DEPOIS DE GOZAR

Depois de gozar ela vestiu a bermuda que era dele. Se sentou em frente a tela, encarando as tintas e os pinceis. Havia na pintura um edifício inacabado de uma paisagem de concreto... que; se eles fossem até a lanchonete ali em frente... notariam que a pintura, não era mais que um autorretrato.

Depois de gozar ele entrou no chuveiro ao som de uma canção dos anos 90 chamada “Floating” (“flutuando”) e ele quase flutuou um pouco... até um tanto a mais que vinte anos... Nada triste, nada alegre... Nada estupendo e nada de tragédia. Apenas ele, diferente...

Depois de gozar ela abriu a gaveta de calcinhas onde escondia chocolates. Os quais ele fingia não saber (fingia não saber, por que fingia se importar). E ele já cheirando a sabonete, beijou o filho que dormia, segurando um bonequinho de algum desses “caóticos cartoons da Netflix”.

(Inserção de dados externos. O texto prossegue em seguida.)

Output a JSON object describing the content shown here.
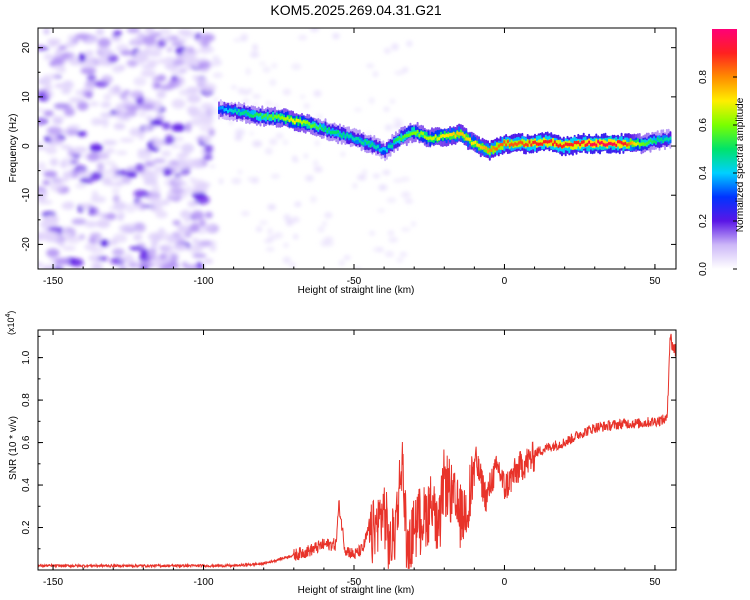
{
  "chart_data": [
    {
      "type": "heatmap",
      "title": "KOM5.2025.269.04.31.G21",
      "xlabel": "Height of straight line (km)",
      "ylabel": "Frequency (Hz)",
      "xlim": [
        -155,
        57
      ],
      "ylim": [
        -25,
        24
      ],
      "xticks": [
        -150,
        -100,
        -50,
        0,
        50
      ],
      "yticks": [
        -20,
        -10,
        0,
        10,
        20
      ],
      "grid": false,
      "colorbar": {
        "label": "Normalized spectral amplitude",
        "range": [
          0,
          1
        ],
        "ticks": [
          "0.0",
          "0.2",
          "0.4",
          "0.6",
          "0.8"
        ],
        "colormap": [
          "#ffffff",
          "#cdb8f8",
          "#5a16e6",
          "#0033ff",
          "#00d0ff",
          "#00e36a",
          "#7aff00",
          "#ffee00",
          "#ff8c00",
          "#ff2020",
          "#ff0077"
        ]
      },
      "ridge": {
        "x": [
          -95,
          -90,
          -85,
          -80,
          -75,
          -70,
          -65,
          -60,
          -55,
          -50,
          -45,
          -40,
          -35,
          -30,
          -25,
          -20,
          -15,
          -10,
          -5,
          0,
          5,
          10,
          15,
          20,
          25,
          30,
          35,
          40,
          45,
          50,
          55
        ],
        "y": [
          7.5,
          7.2,
          6.5,
          6.0,
          5.8,
          5.2,
          4.5,
          3.5,
          2.5,
          1.5,
          0.5,
          -1.0,
          1.5,
          3.0,
          1.5,
          2.0,
          2.5,
          0.5,
          -1.0,
          0.5,
          0.5,
          0.5,
          0.8,
          0.0,
          0.5,
          0.5,
          0.5,
          0.5,
          0.5,
          1.0,
          1.5
        ],
        "amplitude": [
          0.35,
          0.45,
          0.5,
          0.55,
          0.6,
          0.7,
          0.6,
          0.5,
          0.5,
          0.45,
          0.5,
          0.4,
          0.55,
          0.6,
          0.65,
          0.7,
          0.75,
          0.7,
          0.8,
          0.85,
          0.85,
          0.9,
          0.9,
          0.9,
          0.9,
          0.95,
          0.95,
          0.9,
          0.6,
          0.5,
          0.45
        ]
      }
    },
    {
      "type": "line",
      "xlabel": "Height of straight line (km)",
      "ylabel": "SNR (10 * v/v)",
      "y_multiplier": "(x10",
      "y_multiplier_exp": "4",
      "y_multiplier_close": ")",
      "xlim": [
        -155,
        57
      ],
      "ylim": [
        0,
        1.13
      ],
      "xticks": [
        -150,
        -100,
        -50,
        0,
        50
      ],
      "yticks": [
        "0.2",
        "0.4",
        "0.6",
        "0.8",
        "1.0"
      ],
      "line_color": "#e8332a",
      "grid": false,
      "series": [
        {
          "x": [
            -155,
            -140,
            -120,
            -100,
            -90,
            -80,
            -75,
            -70,
            -65,
            -60,
            -56,
            -55,
            -53,
            -50,
            -47,
            -45,
            -42,
            -40,
            -38,
            -36,
            -34,
            -32,
            -30,
            -28,
            -26,
            -24,
            -22,
            -20,
            -18,
            -16,
            -14,
            -12,
            -10,
            -8,
            -6,
            -4,
            -2,
            0,
            5,
            10,
            15,
            20,
            25,
            30,
            35,
            40,
            45,
            50,
            54,
            54.5,
            55,
            56,
            57
          ],
          "y": [
            0.02,
            0.02,
            0.02,
            0.02,
            0.02,
            0.03,
            0.05,
            0.07,
            0.09,
            0.12,
            0.12,
            0.31,
            0.1,
            0.07,
            0.1,
            0.2,
            0.28,
            0.35,
            0.15,
            0.3,
            0.57,
            0.1,
            0.28,
            0.3,
            0.32,
            0.4,
            0.2,
            0.5,
            0.42,
            0.35,
            0.3,
            0.38,
            0.55,
            0.45,
            0.35,
            0.45,
            0.5,
            0.4,
            0.5,
            0.55,
            0.58,
            0.6,
            0.64,
            0.67,
            0.68,
            0.69,
            0.69,
            0.7,
            0.71,
            0.9,
            1.1,
            1.05,
            1.03
          ]
        }
      ]
    }
  ]
}
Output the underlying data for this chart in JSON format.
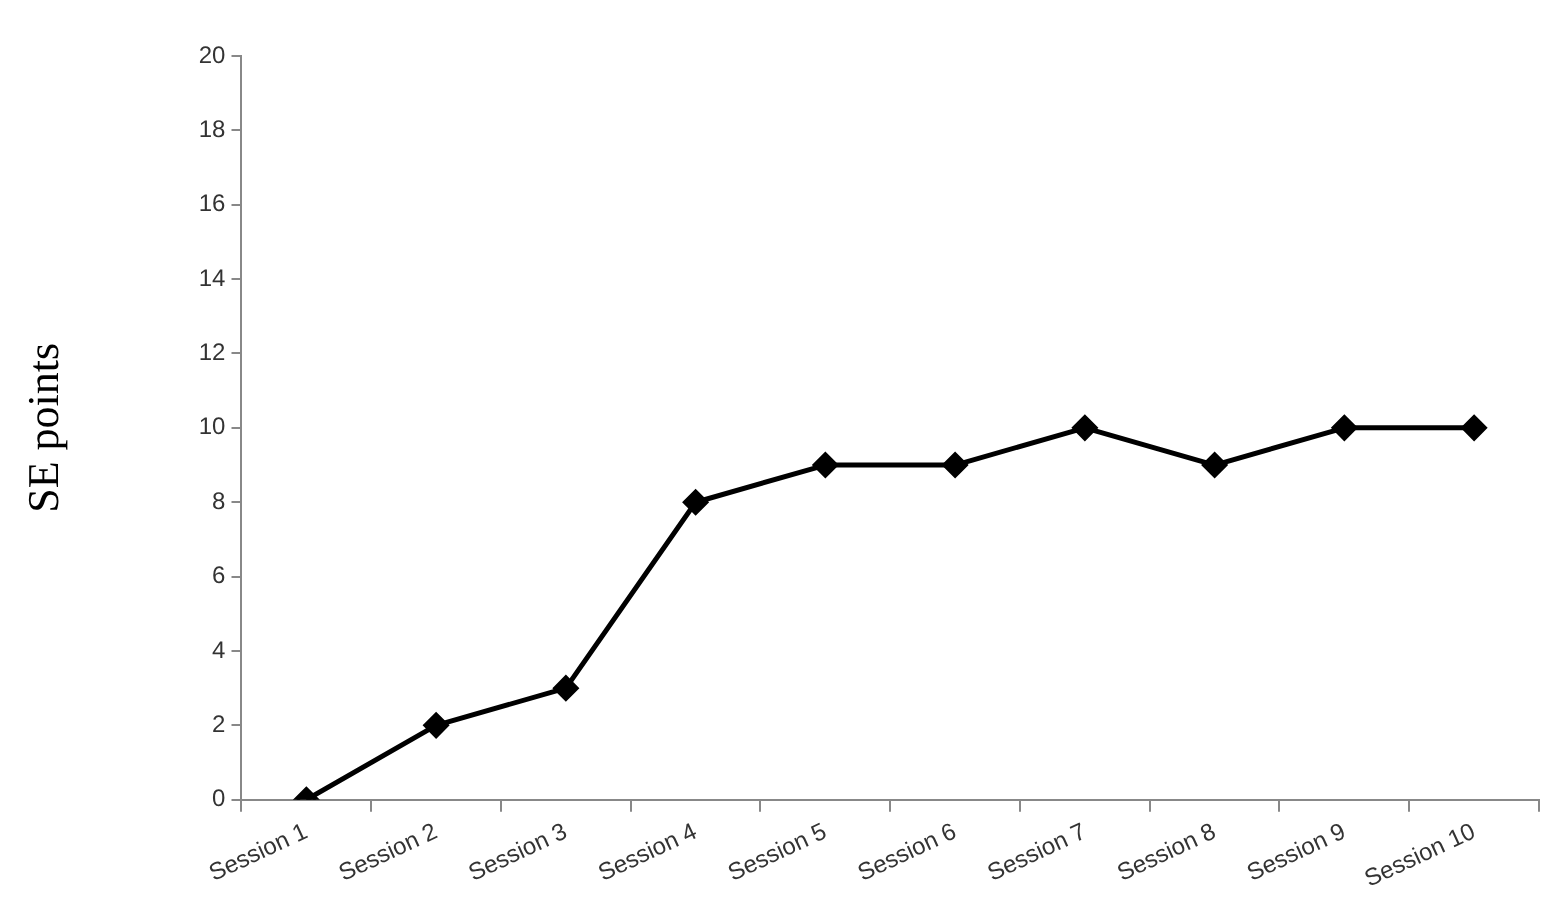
{
  "chart_data": {
    "type": "line",
    "ylabel": "SE points",
    "categories": [
      "Session 1",
      "Session 2",
      "Session 3",
      "Session 4",
      "Session 5",
      "Session 6",
      "Session 7",
      "Session 8",
      "Session 9",
      "Session 10"
    ],
    "series": [
      {
        "color": "#000000",
        "values": [
          0,
          2,
          3,
          8,
          9,
          9,
          10,
          9,
          10,
          10
        ]
      }
    ],
    "ylim": [
      0,
      20
    ],
    "yticks": [
      0,
      2,
      4,
      6,
      8,
      10,
      12,
      14,
      16,
      18,
      20
    ],
    "grid": false,
    "legend": false,
    "marker": "diamond",
    "line_style": "solid"
  }
}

Depois de gozar ela sentiu o seu cheiro de novo, passeando pela casa... apesar de não mais, assim... tão jovem. Assim não mais, tão novidade. Ela quis gozar de novo, mas alguma coisa a impediu. Fome talvez. Preguiça…? Decidiu tomar um banho e ficar cheirosa, como ele. Ela escutava uma canção chamada “Falling” (“caindo”), que era da mesma cantora chamada Julee Cruise. Era inevitável não compartilhar de gostos e manias ao longo dos – às vezes ligeiros/ às vezes longos – 11 anos juntos. Principalmente numa noite de domingo, perto de fim de mês. Com pouco dinheiro (fim de ano chegando...) e um filho tendo que acordar bem cedo no outro dia. Uma noite sem felicidade e sem tristeza, apenas uma noite… em que você vive e você simplesmente… Faz coisas. Juntos. E tudo o que fizeram antes: piscina de manhã, churrasco com amigos de tarde, passeio no parque de tardinha, pôr o menino na cama às oito e meia, começar a transar às dez e quinze, gozar às onze e dez… Tudo fazia parte de um plano. Um plano mental e emocional, feito sob medida pra eles, e POR eles.

Depois de gozar, um filme começou a passar na TV e ele suspirou aborrecido. “Já viu esse...”, reclamou olhando pra trás. Ela se aproximava com um “pijama de mulher decente”, que na verdade era só uma nomenclatura pra “não-sensual” ou “não-se-aproxime”, que ele já compreendia há anos, mesmo sabendo o que havia por trás dos pijamas.

Depois de gozar eles se sentaram abraçados, agarrados nos sofá… e ele beijou sua cabeça. Depois de gozar centenas de vezes eles ainda se amavam e assistiam uma pocaria de filme. “hum… acho que já vimos mesmo esse filme...”, ela concluiu, enquanto se aconchegava e bocejava de preguiça. Mas eles não mudaram de canal, continuaram assistindo. Depois de gozar eles encaravam a TV, mas não viam o filme.

Depois de gozar eles viam: Passado, presente... e futuro.